Fast 100.000 Zulassungen für neue und gebrauchte Fahrzeuge hat Hans-Jürgen Grabolle in den letzten 43 Jahren bei Gebrüder Nolte vor- und nachbereitet.

Mit knapp 21 trat der gelernte Industriekaufmann als kaufmännischer Mitarbeiter in die traditionsreiche Autohausgruppe ein, die damals - 1976 - vier Opel-Betriebe hatte: Iserlohn Innenstadt, Hemer, Schwerte und Westhofen.

Jetzt haben die Unternehmens- und Geschäftsführung Hans-Jürgen Grabolle in den Ruhestand verabschiedet.

Im Rahmen einer Feierstunde mit Mittagessen, an dem auch seine Ehefrau teilnahm, tauschte man sich über schöne und besondere Ereignisse sowie über gemeinsam durchlebte und bewältigte Leiderfahrungen aus.

Hans-Jürgen Grabolle ist vielen Gebrüder Nolte Kunden gut bekannt auch als Experte rund um Fragen der Kfz-Versicherung. Denn um ein Auto für den Straßenverkehr zulassen zu können, muss man zumindest eine Haftpflicht- und nach Empfehlung auch eine Kaskoversicherung abschließen. Das Feld Kfz-Versicherungen konnte Hans-Jürgen Grabolle bereits vor einiger Zeit in die Hände aller Gebrüder Nolte Verkäufer legen, denn die Kfz-Versicherung gehört ja eigentlich zum Autoverkauf.

Während der letzten gut vier Jahrzehnte hat der frische Rentner viel erlebt: Nicht nur die Neufahrzeugmodelle der Marken Opel, später Saab, Honda, Chevrolet und Volkswagen haben mehrere Generationserneuerungen durchgemacht, auch die technischen Hilfsmittel in der Verwaltung haben sich grundlegend geändert. 1976 schrieb man alles mit der Hand oder Schreibmaschine. Datenübermittlung geschah (zu sehr teuren Konditionen) per Telefon, Telex und später Telefax. Die Computer sind immer kleiner und immer leistungsfähiger geworden. Heute geschieht die meiste Abwicklung der Verkaufsabteilung über Online Systeme.

Gut 100 Auszubildende hatte Hans-Jürgen Grabolle an seiner Seite, um sie in alle wichtigen Abläufe rund um den Autoverkauf einzuweisen, darunter ca. 40 kaufmännische Mitarbeiter und Führungskräfte in allen Gebrüder Nolte Abteilungen, die seit ihrer Berufsausbildung in den heute neun Autohäusern arbeiten.
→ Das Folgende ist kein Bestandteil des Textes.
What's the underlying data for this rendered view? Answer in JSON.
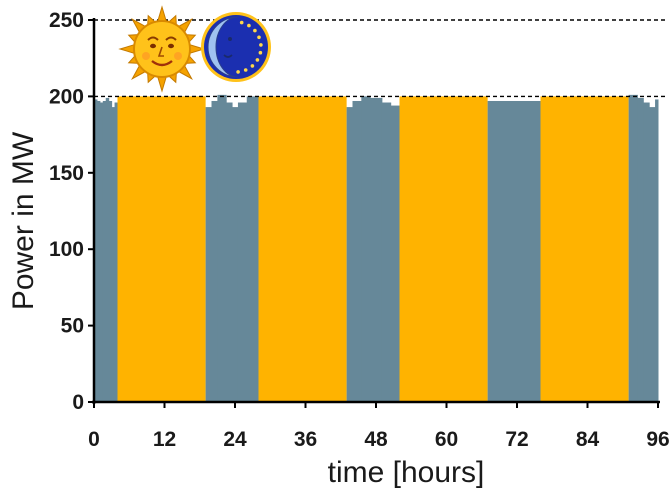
{
  "chart_data": {
    "type": "bar",
    "xlabel": "time [hours]",
    "ylabel": "Power in MW",
    "xlim": [
      0,
      96
    ],
    "ylim": [
      0,
      250
    ],
    "xticks": [
      0,
      12,
      24,
      36,
      48,
      60,
      72,
      84,
      96
    ],
    "yticks": [
      0,
      50,
      100,
      150,
      200,
      250
    ],
    "reference_lines": [
      200,
      250
    ],
    "colors": {
      "day": "#FFB300",
      "night": "#668899",
      "reference": "#000000"
    },
    "icons": [
      "sun-icon",
      "moon-icon"
    ],
    "segments": [
      {
        "phase": "night",
        "start": 0,
        "end": 4,
        "steps": [
          [
            0,
            198
          ],
          [
            0.5,
            197
          ],
          [
            1,
            196
          ],
          [
            1.5,
            197
          ],
          [
            2,
            199
          ],
          [
            2.5,
            197
          ],
          [
            3,
            193
          ],
          [
            3.5,
            196
          ]
        ]
      },
      {
        "phase": "day",
        "start": 4,
        "end": 19,
        "power": 200
      },
      {
        "phase": "night",
        "start": 19,
        "end": 28,
        "steps": [
          [
            19,
            193
          ],
          [
            20,
            197
          ],
          [
            21,
            201
          ],
          [
            22.5,
            196
          ],
          [
            23.5,
            193
          ],
          [
            24.5,
            196
          ],
          [
            26,
            200
          ]
        ]
      },
      {
        "phase": "day",
        "start": 28,
        "end": 43,
        "power": 200
      },
      {
        "phase": "night",
        "start": 43,
        "end": 52,
        "steps": [
          [
            43,
            193
          ],
          [
            44,
            197
          ],
          [
            45.5,
            200
          ],
          [
            47,
            199
          ],
          [
            49,
            196
          ],
          [
            50.5,
            194
          ]
        ]
      },
      {
        "phase": "day",
        "start": 52,
        "end": 67,
        "power": 200
      },
      {
        "phase": "night",
        "start": 67,
        "end": 76,
        "steps": [
          [
            67,
            197
          ]
        ]
      },
      {
        "phase": "day",
        "start": 76,
        "end": 91,
        "power": 200
      },
      {
        "phase": "night",
        "start": 91,
        "end": 96,
        "steps": [
          [
            91,
            201
          ],
          [
            92.5,
            199
          ],
          [
            93.5,
            196
          ],
          [
            94.5,
            193
          ],
          [
            95.5,
            198
          ]
        ]
      }
    ]
  }
}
Den damaligen Neubau des Verwaltungs- und Verkaufsgebäudes, in dem Hans-Jürgen Grabolle seinen Arbeitsplatz hatte, hat er - wegen Bundeswehrdienst 1978 - nur aus der Ferne mitbekommen.

Genau an diesem Ort, pünktlich mit seinem Start in den Ruhestand, gibt es nun wieder eine Baustelle: das Fritz-Nolte-Haus für auto-mobiles Wohnen entsteht.

Sicher wird Hans-Jürgen Grabolle ab und zu seine Kollegen in der Verkaufsabteilung, die mittlerweile im benachbarten Gebrüder Nolte Parkhaus beherbergt ist, besuchen, aber „nun möchte ich meine Zeit vor allem meiner Familie widmen, die mich all die Jahre so gut unterstützt hat“, sagt Hans-Jürgen Grabolle „Auf Wiedersehen!“. 

Bildunterschrift:

Natürlich ist eine Verabschiedung eigentlich etwas trauriges; aber mit Blick auf 43 Jahre guter Zusammenarbeit wurde die Feierstunde zu Hans-Jürgen Grabolles (Mitte) Renteneintritt im Hause Gebrüder Nolte doch fröhlich.